Shareholders Can (And Do!) Beat Bad Policy


The Trump administration continues to do its best to weaken government regulations that protect citizens from environmental harms and provide a social safety net. In terms of federal policy, corporations now have more freedom than they’ve had in years to pursue their bottom line, regardless of impact on people and the planet. When positive change doesn’t come from the federal government, or from corporations, who can we rely on? More than ever, it is clear that investors who use their voices as a powerful force for positive change can make a difference at companies that want to thrive and survive in the future.

Investors are acting swiftly in the face of new social challenges. New shareholder coalitions are responding to gaps in government action, including Investors for Opioid Accountability, Farm Animal Investor Risk and Return, Investors for Indigenous Peoples Working Group and the Investor Alliance for Human Rights. Shareholders are engaging companies on issues from everyday headlines—guns, cybersecurity, modern slavery, sexual harassment and climate change—all of which pose material risks for investors.

Last year’s record high votes for shareholder resolutions are the result of major fund families—including BlackRock, Vanguard and State Street—finally losing patience with some companies’ responses to climate risk. This is a good first step and affirms the long-held views of socially responsible investors about the risks energy companies pose to asset owners, the economy and the planet.

Clearly, the investment world believes ESG risks and opportunities are material to corporate fortunes.

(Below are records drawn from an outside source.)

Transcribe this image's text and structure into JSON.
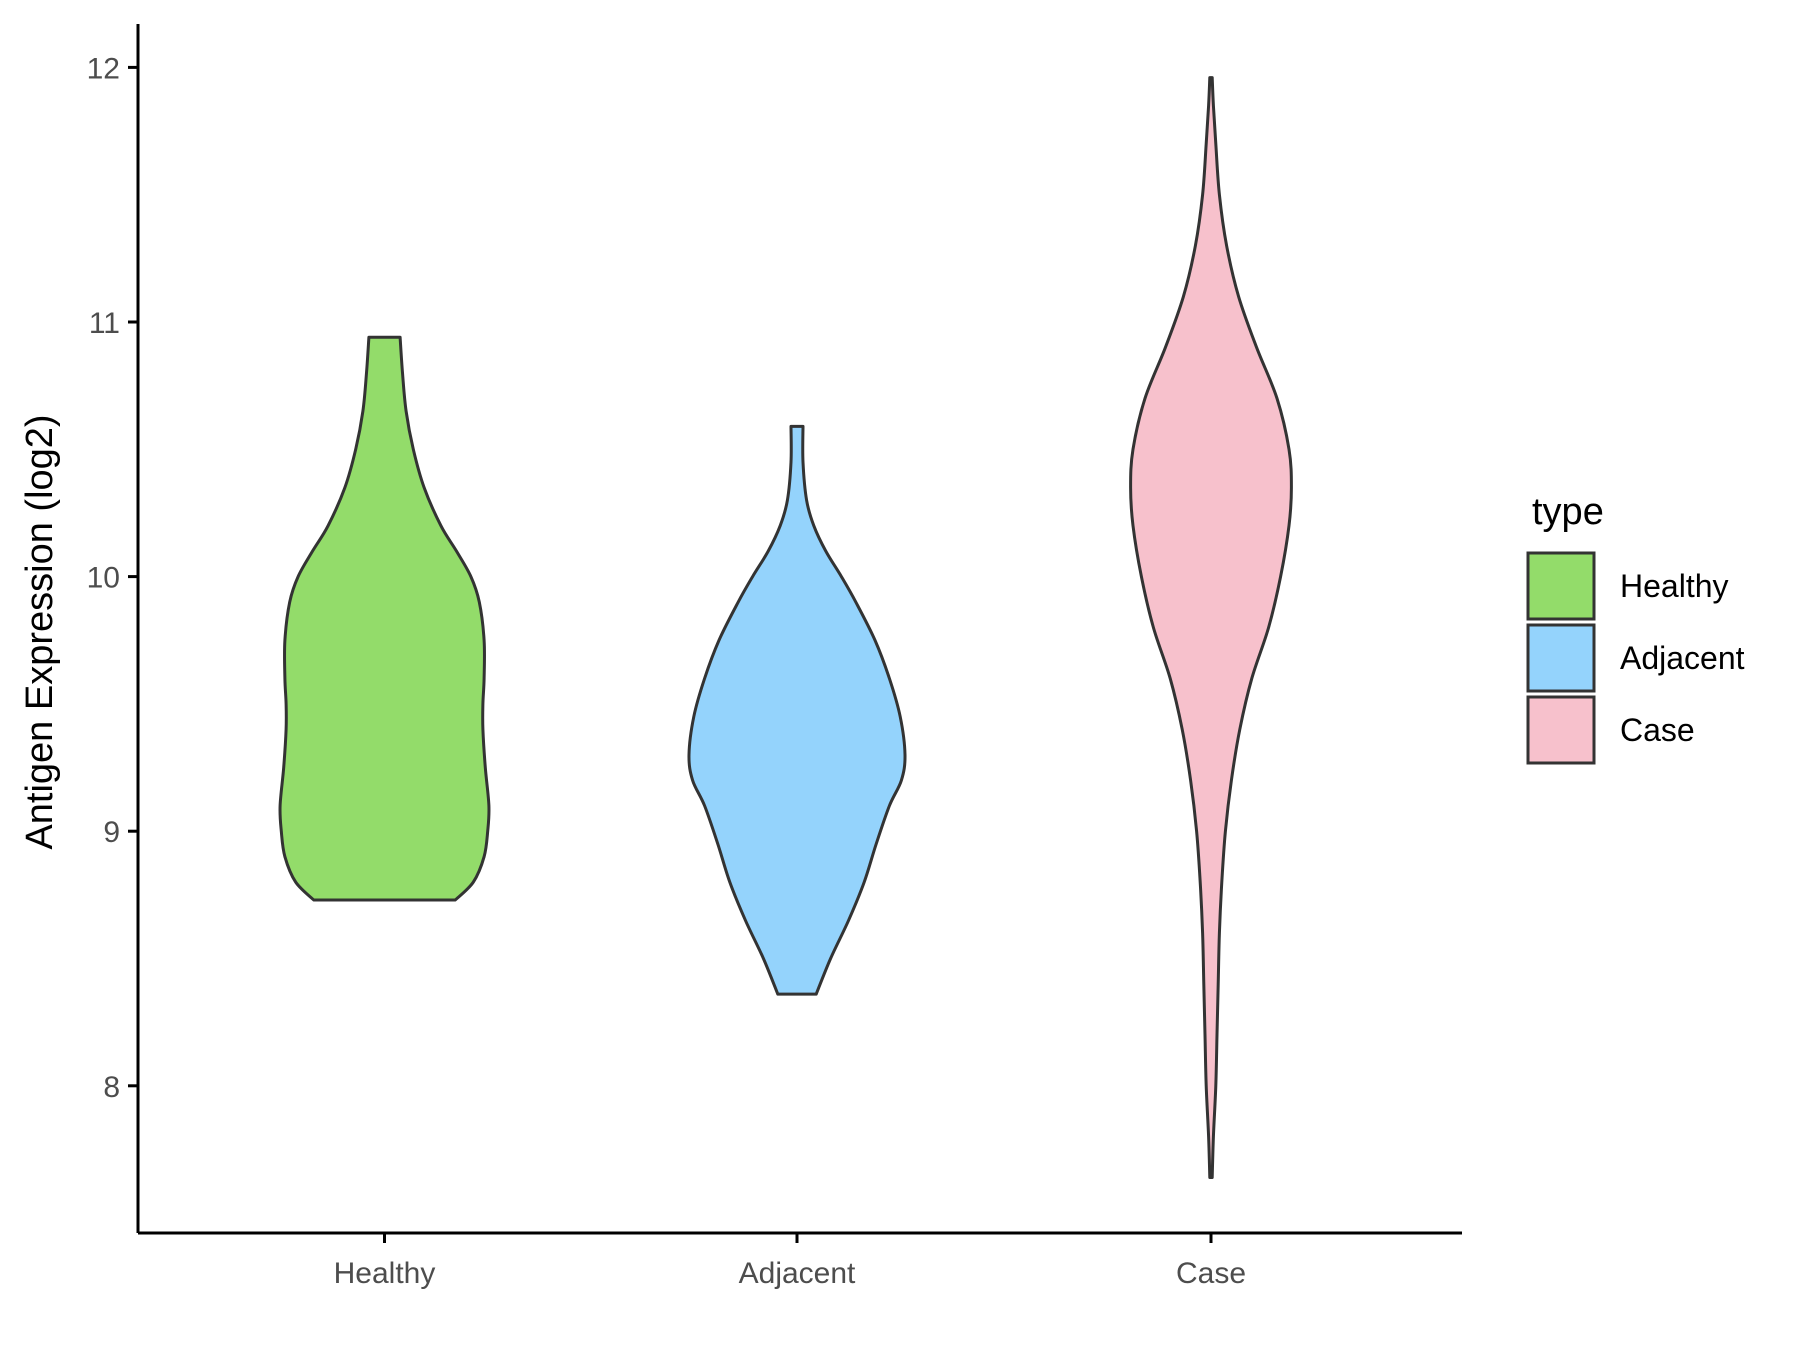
{
  "chart_data": {
    "type": "violin",
    "title": "",
    "xlabel": "",
    "ylabel": "Antigen Expression (log2)",
    "ylim": [
      7.45,
      12.2
    ],
    "y_ticks": [
      8,
      9,
      10,
      11,
      12
    ],
    "y_tick_labels": [
      "8",
      "9",
      "10",
      "11",
      "12"
    ],
    "categories": [
      "Healthy",
      "Adjacent",
      "Case"
    ],
    "grid": false,
    "legend": {
      "title": "type",
      "placement": "right",
      "entries": [
        "Healthy",
        "Adjacent",
        "Case"
      ]
    },
    "colors": {
      "Healthy": "#93dc6a",
      "Adjacent": "#94d3fc",
      "Case": "#f7c1cc",
      "outline": "#333333"
    },
    "series": [
      {
        "name": "Healthy",
        "min": 8.73,
        "max": 10.94,
        "density_profile": [
          [
            8.73,
            0.59
          ],
          [
            8.8,
            0.74
          ],
          [
            8.9,
            0.83
          ],
          [
            9.0,
            0.86
          ],
          [
            9.1,
            0.87
          ],
          [
            9.25,
            0.84
          ],
          [
            9.4,
            0.82
          ],
          [
            9.5,
            0.82
          ],
          [
            9.6,
            0.83
          ],
          [
            9.75,
            0.83
          ],
          [
            9.9,
            0.79
          ],
          [
            10.0,
            0.72
          ],
          [
            10.1,
            0.6
          ],
          [
            10.2,
            0.47
          ],
          [
            10.35,
            0.33
          ],
          [
            10.5,
            0.24
          ],
          [
            10.65,
            0.18
          ],
          [
            10.8,
            0.15
          ],
          [
            10.94,
            0.13
          ]
        ]
      },
      {
        "name": "Adjacent",
        "min": 8.36,
        "max": 10.59,
        "density_profile": [
          [
            8.36,
            0.16
          ],
          [
            8.5,
            0.28
          ],
          [
            8.65,
            0.43
          ],
          [
            8.8,
            0.56
          ],
          [
            8.95,
            0.66
          ],
          [
            9.1,
            0.77
          ],
          [
            9.2,
            0.87
          ],
          [
            9.3,
            0.9
          ],
          [
            9.45,
            0.86
          ],
          [
            9.6,
            0.77
          ],
          [
            9.75,
            0.65
          ],
          [
            9.9,
            0.49
          ],
          [
            10.0,
            0.37
          ],
          [
            10.1,
            0.24
          ],
          [
            10.2,
            0.14
          ],
          [
            10.3,
            0.08
          ],
          [
            10.45,
            0.05
          ],
          [
            10.59,
            0.05
          ]
        ]
      },
      {
        "name": "Case",
        "min": 7.64,
        "max": 11.96,
        "density_profile": [
          [
            7.64,
            0.01
          ],
          [
            7.8,
            0.02
          ],
          [
            8.0,
            0.04
          ],
          [
            8.2,
            0.05
          ],
          [
            8.4,
            0.06
          ],
          [
            8.6,
            0.07
          ],
          [
            8.8,
            0.09
          ],
          [
            9.0,
            0.12
          ],
          [
            9.2,
            0.17
          ],
          [
            9.4,
            0.24
          ],
          [
            9.6,
            0.34
          ],
          [
            9.8,
            0.48
          ],
          [
            10.0,
            0.58
          ],
          [
            10.2,
            0.65
          ],
          [
            10.35,
            0.67
          ],
          [
            10.5,
            0.65
          ],
          [
            10.7,
            0.55
          ],
          [
            10.9,
            0.38
          ],
          [
            11.1,
            0.23
          ],
          [
            11.3,
            0.13
          ],
          [
            11.5,
            0.07
          ],
          [
            11.7,
            0.04
          ],
          [
            11.85,
            0.02
          ],
          [
            11.96,
            0.01
          ]
        ]
      }
    ]
  }
}
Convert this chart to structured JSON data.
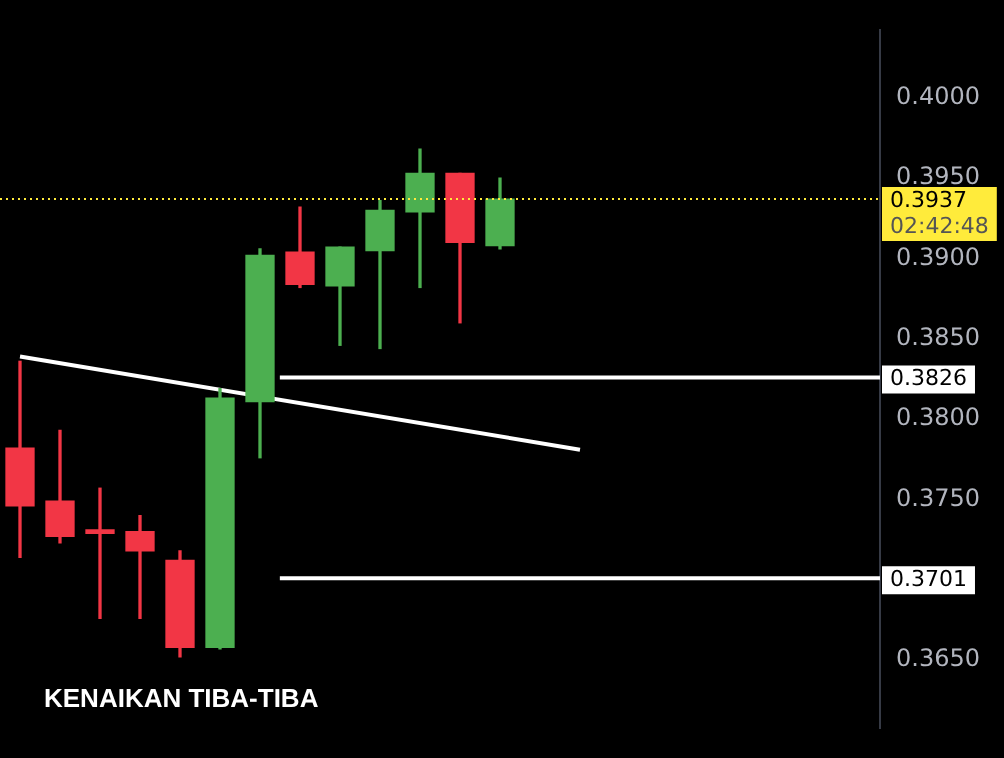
{
  "chart_data": {
    "type": "candlestick",
    "categories": [
      null,
      null,
      null,
      null,
      null,
      null,
      null,
      null,
      null,
      null,
      null,
      null,
      null,
      null,
      null,
      null,
      null,
      null,
      null,
      null,
      null,
      null
    ],
    "ohlc": [
      [
        0.3782,
        0.3836,
        0.3714,
        0.3746
      ],
      [
        0.3749,
        0.3793,
        0.3723,
        0.3727
      ],
      [
        0.3731,
        0.3757,
        0.3676,
        0.3729
      ],
      [
        0.373,
        0.374,
        0.3676,
        0.3718
      ],
      [
        0.3712,
        0.3718,
        0.3652,
        0.3658
      ],
      [
        0.3658,
        0.3819,
        0.3657,
        0.3813
      ],
      [
        0.3811,
        0.3906,
        0.3776,
        0.3902
      ],
      [
        0.3904,
        0.3932,
        0.3882,
        0.3884
      ],
      [
        0.3883,
        0.3907,
        0.3846,
        0.3907
      ],
      [
        0.3905,
        0.3936,
        0.3844,
        0.393
      ],
      [
        0.3929,
        0.3968,
        0.3882,
        0.3953
      ],
      [
        0.3953,
        0.3953,
        0.386,
        0.391
      ],
      [
        0.3908,
        0.395,
        0.3906,
        0.3937
      ],
      null,
      null,
      null,
      null,
      null,
      null,
      null,
      null,
      null
    ],
    "colors": [
      "#f23645",
      "#f23645",
      "#f23645",
      "#f23645",
      "#f23645",
      "#4caf50",
      "#4caf50",
      "#f23645",
      "#4caf50",
      "#4caf50",
      "#4caf50",
      "#f23645",
      "#4caf50",
      null,
      null,
      null,
      null,
      null,
      null,
      null,
      null,
      null
    ],
    "series": [
      {
        "type": "line",
        "color": "#ffffff",
        "values": [
          0.3839,
          null,
          null,
          null,
          null,
          null,
          null,
          null,
          null,
          null,
          null,
          null,
          null,
          null,
          0.3781,
          null,
          null,
          null,
          null,
          null,
          null,
          null
        ]
      }
    ],
    "ylim": [
      0.3608,
      0.4042
    ],
    "yticks": [
      {
        "value": 0.365,
        "label": "0.3650"
      },
      {
        "value": 0.375,
        "label": "0.3750"
      },
      {
        "value": 0.38,
        "label": "0.3800"
      },
      {
        "value": 0.385,
        "label": "0.3850"
      },
      {
        "value": 0.39,
        "label": "0.3900"
      },
      {
        "value": 0.395,
        "label": "0.3950"
      },
      {
        "value": 0.4,
        "label": "0.4000"
      }
    ],
    "tick_labels": "y",
    "ref_lines": [
      {
        "axis": "y",
        "value": 0.3826,
        "label": "0.3826",
        "color": "#ffffff"
      },
      {
        "axis": "y",
        "value": 0.3701,
        "label": "0.3701",
        "color": "#ffffff"
      },
      {
        "axis": "y",
        "value": 0.3937,
        "label": "0.3937",
        "color": "#ffeb3b",
        "line_style": "dotted"
      }
    ],
    "annotations": [
      "KENAIKAN TIBA-TIBA",
      "02:42:48"
    ]
  }
}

Investors must continue to be dauntless. Despite a majority vote at ExxonMobil, the company’s response has been an inadequate report that continues to rationalize business-as-usual and seems likely to ensure both the company’s financial collapse and a world warmed by as much as 5°C. One option some investors are considering is to take dissent further and vote against some or all board members at companies that do not respond to material shareholder concerns, especially after a majority vote.

Environmental, social and governance (ESG) investing continues its rise, and now accounts for one out of every $5 invested. Mainstream investment data providers including Bloomberg, Morningstar, MSCI and Thomson Reuters offer ESG data for analysts to use when assessing companies. Credit ratings agencies like Moody’s are including ESG metrics in their rankings. Clearly, the investment world believes ESG risks and opportunities are material to corporate fortunes.

On the legislative front, however, basic shareholder rights are under attack in Congress. Provisions in the Financial CHOICE Act, which passed the House of Representatives in June, would allow only ultra-large shareholders to file resolutions, all but eliminating innovative new ideas coming from the rank and file. This bill faces an uncertain future in the Senate but threatens shareholder voices. In addition, a new Securities and Exchange Commission Staff Legal Bulletin, released in November, seems to open up new ways to limit shareholders’ ability to file some resolutions that have had substantial investor support for years. The full impact of the bulletin remains to be seen, but it is also of significant concern.

As long as shareholders have a voice, however, they will use it. Proxy Preview 2018, a collaboration between As You Sow, Proxy Impact, and Sustainable Investments Institute (Si2), is a preview of what shareholder engagement for positive change looks like in the coming year. It shows that shareholder proponents remain committed to hard-won gains that ensure transparency between corporations and their shareowners. Whatever the political winds of the moment, the markets are using ESG data to better determine risk and long-term return. The issues that shareholder proponents are raising this year, and the traction they have with investors at large, highlight key business concerns companies must consider. Restricting shareholders ability to alert companies to future risks and bring fresh ideas to the table would be a mistake with long-lasting implications.

Just a glance at Proxy Preview 2018 will tell you what a big year this is for socially-guided shareholders. Momentum is on our side. Investors know that sustainable business is their best shot at financial success, and they’re realizing their power more and more each year. Now is not the time to slow down. We are collectively owners of corporations. Their success is our success, which cannot be measured in short-term profits alone, but also in smart, sustainable decisions that don’t adversely affect the planet or its people. Proxy Preview has been around for 14 years, and year over year, I’ve been able to see the impact investors make. We don’t need Marvel superheroes when we’ve got smart investors unleashing their hidden powers.